If you use a 127 hole plate you need to go 40 holes on the plate to get .315 revolutions of the handle.

If you already have plates available, a 19 hole plate covering 6 holes will get you very close. (6/19=.3157)

 

[rgray]

Sorry I should have mentioned that the ratio is 40:1 for the Brown and Sharp BS0. So, my thinking is that I need 3 cuts per turn of the crank handle, or so. With the 127 hole plate that is 40+40+40=120 with 7 holes left over. 7 holes X 40 revolutions= 280 holes. 280 holes /40 =7. The 7 divisions that I still need will come from the left over 280 holes.
So what I'm really wanting to know is my math correct? And will this work to cut my 127 tooth Gear?

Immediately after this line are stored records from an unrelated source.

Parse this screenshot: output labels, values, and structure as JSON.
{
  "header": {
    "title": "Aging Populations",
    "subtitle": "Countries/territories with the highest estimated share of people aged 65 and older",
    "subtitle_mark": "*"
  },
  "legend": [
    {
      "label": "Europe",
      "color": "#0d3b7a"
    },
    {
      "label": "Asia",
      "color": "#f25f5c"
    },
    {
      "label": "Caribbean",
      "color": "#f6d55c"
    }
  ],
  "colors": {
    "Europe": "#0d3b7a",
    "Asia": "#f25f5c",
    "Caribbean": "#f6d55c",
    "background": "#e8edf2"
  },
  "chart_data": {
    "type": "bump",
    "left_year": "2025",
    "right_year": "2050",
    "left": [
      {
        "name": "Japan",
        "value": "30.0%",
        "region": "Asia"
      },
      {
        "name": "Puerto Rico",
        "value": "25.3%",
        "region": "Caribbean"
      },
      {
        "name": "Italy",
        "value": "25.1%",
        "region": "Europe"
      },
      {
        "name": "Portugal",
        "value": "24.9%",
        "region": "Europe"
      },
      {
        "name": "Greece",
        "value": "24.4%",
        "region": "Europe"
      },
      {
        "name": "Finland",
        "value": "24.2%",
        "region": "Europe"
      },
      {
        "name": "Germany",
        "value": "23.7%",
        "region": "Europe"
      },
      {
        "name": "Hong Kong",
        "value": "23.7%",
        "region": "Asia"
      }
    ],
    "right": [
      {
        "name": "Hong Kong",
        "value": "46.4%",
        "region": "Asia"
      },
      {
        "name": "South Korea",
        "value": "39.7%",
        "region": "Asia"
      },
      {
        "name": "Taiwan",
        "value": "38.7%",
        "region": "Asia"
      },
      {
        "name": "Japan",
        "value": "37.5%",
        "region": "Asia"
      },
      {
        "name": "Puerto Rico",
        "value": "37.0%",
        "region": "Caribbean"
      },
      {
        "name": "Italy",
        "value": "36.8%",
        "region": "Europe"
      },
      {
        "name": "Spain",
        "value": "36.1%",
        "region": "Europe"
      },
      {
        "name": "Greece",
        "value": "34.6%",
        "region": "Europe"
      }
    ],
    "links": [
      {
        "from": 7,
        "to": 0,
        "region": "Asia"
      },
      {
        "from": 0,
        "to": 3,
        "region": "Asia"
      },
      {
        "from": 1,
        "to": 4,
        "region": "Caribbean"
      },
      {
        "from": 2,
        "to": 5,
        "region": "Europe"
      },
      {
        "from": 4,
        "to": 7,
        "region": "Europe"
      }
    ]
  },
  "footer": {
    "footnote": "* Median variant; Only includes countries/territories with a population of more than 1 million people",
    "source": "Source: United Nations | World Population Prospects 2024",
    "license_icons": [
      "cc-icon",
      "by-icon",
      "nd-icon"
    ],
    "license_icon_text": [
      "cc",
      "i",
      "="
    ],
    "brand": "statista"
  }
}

Thanks for any and all help. Cuebuilder

The info that came with my 40:1 dividing head says use a 16 hole plate and advance 5 holes per tooth....Not counting the hole the pin is in.
That comes out to 5/16 = .3125 not near as close as the 19 hole plate ???
My dividing head came with a 19 hole plate. is it just a typo on the included chart? I have found other typos on it. It shows the 16 hole plate and 5 hole advancement for 126, 127, and 128 tooth gears.

 

[Cuebuilder]

I'm pretty sure the 16 hole plate is only accurate to cut 128 teeth. If you look at the chart it shows 4 change gears 24,64,40, and 48 to be used with the B&S BS2 to cut 127 teeth. I don't have the BS2, so I can't use the change gears as mine didn't come with them nor is there a place to mount them. So, a 16 hole plate moving 5 holes will only get you close. that is why I'm planning on making the 127 tooth hole on my taig cnc mill.

Cuebuilder

 

[benmychree]

The problem that you guys neglect is that that "tiny" error accumulates and you end up with a substantial error when you get to the last tooth to be cut. I do have a B&S #2 universal dividing head with change gears, and did the differential indexing to make a master change gear to fit my automatic gear cutter so now I can produce 127 tooth change gears of any common pitch. If you would like help with this, and you make the blank, I can cut the teeth for a nominal fee.
John York york@napanet.net

 

[eightball]

I agree with John. If memory serves me correctly 127 is a prime number. I think you will have to use differential indexing to get an accurate plate. Out of curiosity, are you indexing something metric?

 

[Cuebuilder]

I will be making a 127 tooth gear for my Birminghm lathe. I need to cut a new worm and worm gear for my Zubal Lathe. I will have to cut some other gears also as it is a module 2 worm, the worm gear is module 2 with 25 teeth. I have the idea that if I make a new index plate for my bs0 indexing head with 127 holes in it that I will end up with 127 teeth on the gear that I need to make. I should just need to rotate 40 holes between the sector arms and that should give me 127 teeth. I started this thread so I could get someone with more experience cutting gears to check my math before I make the plate. The plate itself should be straight forward to make on my taig cnc mill. I've already drawn up the plate in bobcad but for some reason I can't post a picture of it on here. It's a dwg file. I'm going to make the plate out of 1/4 inch lexan as this will be for a one off job and won't see hardly any use, I think it should hold up fine. Any comments or suggestions would be greatly appreiciated. Also does anyone know how I can get the drawing on here, it might be of use to someone else with the same problem.

Thanks
Cuebuilder

 

[benmychree]

I very much doubt that you will be able to fit 127 holes on a plate that will fit your dividing head, likely, they would even overlap one another. Look at the highest number plate you have, the holes are pretty close to each other on that (39) hole plate, could you fit that many more?